In early 2020, the park officially changed its name from East River State Park to Marsha P. Johnson State Park to honor the legacy of the notable LGBTQ+ activist and 1969 Stonewall Uprising leader.
Weeks later, all parks in the city closed with the onset of the pandemic. Even still, the New York State Parks Department moved forward with plans to renovate and redesign the park, with construction slated to begin in early 2021. Then controversy ensued.
The redesign, which would include the installation of a large, plastic mural on one of the park’s two concrete slabs, drew the ire of community organizers and activists.
Some officials, including members of Community Board 1, also criticized the decision to close a major park for construction in the midst of a pandemic.
Many others, however, criticized the proposed redesign for failing to properly honor Johnson’s legacy.
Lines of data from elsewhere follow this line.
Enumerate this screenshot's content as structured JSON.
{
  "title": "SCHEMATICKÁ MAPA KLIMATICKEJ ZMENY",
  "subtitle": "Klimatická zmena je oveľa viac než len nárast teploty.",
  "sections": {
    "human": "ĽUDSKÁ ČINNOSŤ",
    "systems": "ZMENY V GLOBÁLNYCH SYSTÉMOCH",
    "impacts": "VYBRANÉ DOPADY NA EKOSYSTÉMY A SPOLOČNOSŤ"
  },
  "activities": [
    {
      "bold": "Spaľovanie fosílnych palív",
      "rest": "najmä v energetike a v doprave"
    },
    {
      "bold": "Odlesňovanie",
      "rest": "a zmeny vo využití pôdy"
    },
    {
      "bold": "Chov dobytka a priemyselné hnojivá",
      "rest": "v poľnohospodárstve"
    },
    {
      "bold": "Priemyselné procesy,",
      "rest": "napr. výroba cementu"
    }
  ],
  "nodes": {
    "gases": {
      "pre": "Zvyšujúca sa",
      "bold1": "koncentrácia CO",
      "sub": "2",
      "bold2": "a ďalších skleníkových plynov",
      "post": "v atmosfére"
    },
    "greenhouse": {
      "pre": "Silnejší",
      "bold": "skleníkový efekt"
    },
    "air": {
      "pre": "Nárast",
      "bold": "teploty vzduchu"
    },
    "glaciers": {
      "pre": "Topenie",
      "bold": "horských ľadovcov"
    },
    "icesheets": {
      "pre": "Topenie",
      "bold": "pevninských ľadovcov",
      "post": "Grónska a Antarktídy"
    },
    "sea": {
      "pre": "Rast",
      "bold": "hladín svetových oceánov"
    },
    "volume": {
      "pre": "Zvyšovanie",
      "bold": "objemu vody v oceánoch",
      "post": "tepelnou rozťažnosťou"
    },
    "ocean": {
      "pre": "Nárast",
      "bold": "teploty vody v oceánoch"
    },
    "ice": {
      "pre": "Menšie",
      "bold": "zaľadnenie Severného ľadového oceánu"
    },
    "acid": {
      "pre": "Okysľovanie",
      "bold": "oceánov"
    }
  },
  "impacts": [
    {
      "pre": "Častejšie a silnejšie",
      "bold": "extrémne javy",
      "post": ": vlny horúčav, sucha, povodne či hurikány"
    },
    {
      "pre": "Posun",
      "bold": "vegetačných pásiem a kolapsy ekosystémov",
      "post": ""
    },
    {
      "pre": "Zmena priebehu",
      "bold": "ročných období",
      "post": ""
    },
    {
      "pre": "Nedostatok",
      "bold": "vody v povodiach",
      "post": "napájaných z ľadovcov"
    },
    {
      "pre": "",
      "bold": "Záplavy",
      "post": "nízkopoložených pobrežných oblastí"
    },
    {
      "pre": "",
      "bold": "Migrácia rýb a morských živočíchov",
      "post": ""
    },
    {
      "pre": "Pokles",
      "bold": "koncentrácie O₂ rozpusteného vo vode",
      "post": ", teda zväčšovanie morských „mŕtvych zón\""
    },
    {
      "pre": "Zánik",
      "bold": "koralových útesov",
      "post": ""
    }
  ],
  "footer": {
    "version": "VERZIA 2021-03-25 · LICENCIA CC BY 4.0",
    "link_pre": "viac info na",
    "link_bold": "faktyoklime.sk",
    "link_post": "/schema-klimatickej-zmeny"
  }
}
The organization “Stop the Plastic Park” formed in response, and demanded that the Parks Department abandon its redesign in exchange for a new design that would reflect Johnson’s well documented love of flowers.
Additionally, the group demanded that the design process be opened to input from the North Brooklyn and LGBTQ+ communities.
The Parks Department listened, and held the first of several planned Public Design Workshops to determine the park’s future. The event was held over Zoom this past Wednesday, which coincidentally was International Transgender Day of Visibility.
The workshop featured presentations from the Parks Department and Starr Whitehouse, the landscape architecture firm overseeing the redesign, before accepting input from attendees.
“When the park was renamed in 2020, it was the first New York State park named after a member of the LGBTQ community,” explained Leslie Wright, New York City regional director for State Parks. “This hearing is to ensure that the commemorative and interpretive parts of the park honor Marsha’s legacy.”
The event speakers also explained that some of the original redesign concepts — including the infamous plastic mural — have already been withdrawn.
“The park is undergoing a transformation already to the basic infrastructure, but these won’t fundamentally change the way the park looks yet,” Wright continued. “We want it to become a landmark for tolerance and visibility, but it is also a valued neighborhood park.”
Community input began after the initial comments, and reflected concerns about both the park’s commemorative and community aims.
“I just want to make sure the memory of Marsha is being honored,” said Anika Dorsey Good, Johnson’s great-niece. “That means green space, flowers, vibrant colors, I don’t think concrete slabs that take up the park are necessary.”
Good also suggested including services for the LGBTQ+ and homeless communities as part of the park’s programming.
Many comments, however, were focused on the famous Smorgasburg food festival that takes place in the park on Saturdays. Multiple vendors voiced their concerns about the way the redesign could affect their future business.
“The size of platform B [one of the concrete slabs currently in the park] is very important to Smorgasburg,” explained Susan Povich, founder and owner of Red Hook Lobster Pound. “Especially in the post-COVID world. If we shrink the size of platform B we will have to shrink the number of vendors at Smorgasburg.”
Charles Carlotti, a wood-fired pizza vendor at Smorgasburg, expressed a similar sentiment.
“The way the market is set up, all the vendors have an equal opportunity to make money,” he explained. “The other spots where we do Smorgasburg don’t even come close to comparing to that spot.”
However, both vendors were clear that they still want the redesign to honor Johnson’s legacy.
“Maybe a portion of the proceeds [from Smorgasburg] could go towards the community,” Carlotti wondered, “maybe a scholarship fund in Marsha’s name.”
“This park is an important statement on diversity and tolerance,” Povich agreed, “maybe we could come up with something like the Imagine Garden that honors John Lennon.”
Kelly Bolling, a LGBTQ+ representative from the Governor’s Office, got in the final word during the hearing.
“The park could be a safe space that offers a reprieve from violence,” he explained. “There are studies that green space correlates with a decrease in violence. That would be a great way to honor Marsha P. Johnson.”
Two more public workshops are planned for April 3. Additionally, Starr Whitehouse promised to seriously consider public input, and will hold public review sessions for a new design proposal on April 20 and April 24.
All events will be held at 90 Kent Avenue in Brooklyn, unless inclement weather forces them to be held virtually.